A perspectiva de crescimento econômico da Região Metropolitana da Baixada Santista (RMBS) vai demandar muito mais que obras de infraestrutura. Se de um lado a região deve receber mais investimentos na atividade portuária e na indústria do petróleo e gás, existe também a preocupação de que os novos empreendimentos possam trazer o agravamento dos serviços públicos, como nas áreas da saúde, transporte, trânsito e educação, por exemplo.
O assunto foi discutido dia 11 de março no Seminário Baixada em Ação 2010 - Crescimento com Sustentabilidade, organizado pela Prefeitura de Santos, Instituto Metropolitano de Pesquisas Acadêmicas e Consultoria Técnico Operacional (Impacto) e Associação Comercial de Santos (ACS), onde foram realizadas as palestras e debates mediados por reitores de universidades e centros universitários da região.
O evento foi aberto pelo governador José Serra e contou com a presença dos secretários estaduais da Habitação, Lair Krähenbuhl; Saneamento e Energia, Dilma Penna; e Direitos da Pessoa com Deficiência, Linamara Battistella. O secretário de Saúde, Luiz Roberto Barradas Barata, não pode comparecer, sendo representado pelo adjunto, Nilson Ferraz Páscoa.
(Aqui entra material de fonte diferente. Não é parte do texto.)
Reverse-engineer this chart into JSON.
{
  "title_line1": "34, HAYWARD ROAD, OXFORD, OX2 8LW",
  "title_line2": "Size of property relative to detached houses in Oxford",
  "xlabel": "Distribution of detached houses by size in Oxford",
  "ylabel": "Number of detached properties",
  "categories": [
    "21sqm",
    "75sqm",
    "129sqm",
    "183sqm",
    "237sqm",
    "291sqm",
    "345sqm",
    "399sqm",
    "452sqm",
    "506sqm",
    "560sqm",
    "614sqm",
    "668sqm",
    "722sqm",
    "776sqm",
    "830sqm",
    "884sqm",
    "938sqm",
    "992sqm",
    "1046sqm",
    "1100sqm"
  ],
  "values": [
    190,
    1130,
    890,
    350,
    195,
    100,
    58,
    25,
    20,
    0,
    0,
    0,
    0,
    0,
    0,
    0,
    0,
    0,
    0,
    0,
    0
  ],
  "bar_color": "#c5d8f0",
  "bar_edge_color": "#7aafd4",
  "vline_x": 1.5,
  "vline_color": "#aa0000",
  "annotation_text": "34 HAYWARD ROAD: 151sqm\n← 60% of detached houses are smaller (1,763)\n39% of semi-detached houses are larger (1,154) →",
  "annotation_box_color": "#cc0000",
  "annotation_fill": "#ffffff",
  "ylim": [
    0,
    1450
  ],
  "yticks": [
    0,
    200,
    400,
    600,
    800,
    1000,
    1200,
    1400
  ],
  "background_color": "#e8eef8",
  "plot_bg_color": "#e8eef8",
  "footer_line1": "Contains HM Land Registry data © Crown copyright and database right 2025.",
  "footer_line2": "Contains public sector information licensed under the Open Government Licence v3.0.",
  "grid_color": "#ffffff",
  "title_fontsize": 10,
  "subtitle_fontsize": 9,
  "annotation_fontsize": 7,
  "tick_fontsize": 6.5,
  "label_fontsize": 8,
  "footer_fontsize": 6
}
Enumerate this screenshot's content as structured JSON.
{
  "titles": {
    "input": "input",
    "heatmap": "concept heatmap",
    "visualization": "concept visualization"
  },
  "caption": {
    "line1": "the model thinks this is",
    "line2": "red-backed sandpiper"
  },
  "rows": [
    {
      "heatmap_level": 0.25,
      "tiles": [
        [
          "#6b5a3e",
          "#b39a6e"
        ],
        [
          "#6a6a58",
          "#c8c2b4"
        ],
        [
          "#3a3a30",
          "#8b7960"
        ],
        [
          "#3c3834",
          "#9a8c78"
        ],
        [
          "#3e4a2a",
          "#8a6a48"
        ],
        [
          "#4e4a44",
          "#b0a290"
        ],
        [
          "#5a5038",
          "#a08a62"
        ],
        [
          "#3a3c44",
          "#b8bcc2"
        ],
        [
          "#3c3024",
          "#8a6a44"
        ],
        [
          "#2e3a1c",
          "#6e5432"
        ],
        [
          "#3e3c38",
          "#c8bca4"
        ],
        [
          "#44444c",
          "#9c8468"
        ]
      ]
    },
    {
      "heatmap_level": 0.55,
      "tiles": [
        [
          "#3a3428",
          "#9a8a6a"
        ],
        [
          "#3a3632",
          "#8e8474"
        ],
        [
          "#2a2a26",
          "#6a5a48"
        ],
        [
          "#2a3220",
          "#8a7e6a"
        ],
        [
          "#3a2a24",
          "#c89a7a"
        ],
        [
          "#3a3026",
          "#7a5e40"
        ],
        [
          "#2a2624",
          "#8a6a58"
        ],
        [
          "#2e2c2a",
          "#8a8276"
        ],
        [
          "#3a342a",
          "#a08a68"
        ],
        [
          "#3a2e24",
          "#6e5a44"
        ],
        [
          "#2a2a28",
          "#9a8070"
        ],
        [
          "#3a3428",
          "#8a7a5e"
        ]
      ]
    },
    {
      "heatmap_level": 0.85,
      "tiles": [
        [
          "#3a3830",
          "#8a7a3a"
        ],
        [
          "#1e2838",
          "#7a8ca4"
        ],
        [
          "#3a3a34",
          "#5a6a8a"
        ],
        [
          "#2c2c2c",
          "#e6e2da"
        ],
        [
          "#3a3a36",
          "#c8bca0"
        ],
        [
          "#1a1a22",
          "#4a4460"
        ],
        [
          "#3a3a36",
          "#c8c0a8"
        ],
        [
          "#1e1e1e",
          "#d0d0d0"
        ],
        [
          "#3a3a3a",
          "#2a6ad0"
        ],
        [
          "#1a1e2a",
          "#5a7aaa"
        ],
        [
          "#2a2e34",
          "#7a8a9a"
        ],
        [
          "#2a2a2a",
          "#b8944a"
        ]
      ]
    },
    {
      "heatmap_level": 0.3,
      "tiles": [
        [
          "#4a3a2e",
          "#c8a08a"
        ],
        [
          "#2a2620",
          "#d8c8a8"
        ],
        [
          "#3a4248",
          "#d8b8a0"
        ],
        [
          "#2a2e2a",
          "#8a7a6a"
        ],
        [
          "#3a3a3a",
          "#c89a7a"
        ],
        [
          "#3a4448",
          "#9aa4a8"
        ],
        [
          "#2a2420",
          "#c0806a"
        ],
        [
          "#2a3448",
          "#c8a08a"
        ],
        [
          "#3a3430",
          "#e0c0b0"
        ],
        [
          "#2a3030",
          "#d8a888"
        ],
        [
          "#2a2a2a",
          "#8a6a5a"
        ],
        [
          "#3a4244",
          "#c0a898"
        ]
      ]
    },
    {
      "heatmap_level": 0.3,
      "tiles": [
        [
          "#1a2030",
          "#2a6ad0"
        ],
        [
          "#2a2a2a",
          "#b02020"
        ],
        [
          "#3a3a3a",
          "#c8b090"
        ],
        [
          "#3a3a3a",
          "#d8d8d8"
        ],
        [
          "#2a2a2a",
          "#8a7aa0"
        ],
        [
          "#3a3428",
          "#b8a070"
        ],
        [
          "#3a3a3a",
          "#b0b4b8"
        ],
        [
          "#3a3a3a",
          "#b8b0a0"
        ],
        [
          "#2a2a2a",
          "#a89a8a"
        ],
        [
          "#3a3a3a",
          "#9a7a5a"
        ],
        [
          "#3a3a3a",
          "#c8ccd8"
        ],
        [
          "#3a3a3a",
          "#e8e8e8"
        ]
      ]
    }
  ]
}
“A Baixada Santista é uma região cada vez mais importante. Não é apenas, embora seja relevante, no turismo, no balneário, mas também no porto, na atividade portuária e acima de tudo nos próximos anos, com relação ao petróleo que existe na costa de São Paulo e que terá um impacto muito grande na região da Baixada. Esse impacto se não for bem abordado com antecipação pode vir a ser negativo”, afirmou o governador José Serra.
Para o presidente do Impacto, deputado Paulo Alexandre Barbosa (PSDB), a abordagem antecipada, proposta pelo governador, deve ser feita pelo poder púbico (governos estadual, federal e municipal) em parceria com as universidades. O diagnóstico deve levar considerar as obras em andamento, como o trecho Sul do Rodoanel, como os projetos que serão licitados ainda este ano: Veículo Leve Sobre Trilhos (VLT) e ponte Santos-Guarujá.
“Hoje, temos perspectivas bastante positivas, mas devemos avaliar todos os impactos desse crescimento, para não repetir os mesmos erros de Macaé, no Rio de Janeiro. A cidade teve uma arrecadação bilionária com os royalties do petróleo, mas, em contrapartida, registrou aumento da violência e das desigualdades sociais”, alertou Paulo Alexandre, que propôs a realização do levantamento com apoio do Instituto Impacto.
“A Baixada tem como referência a qualidade de vida. É claro que queremos os investimentos para a geração de mais oportunidades de trabalho aos nossos jovens. Porém, sem planejamento estratégico, o que era para ser algo positivo passa a ser negativo, como bem ressaltou o governador".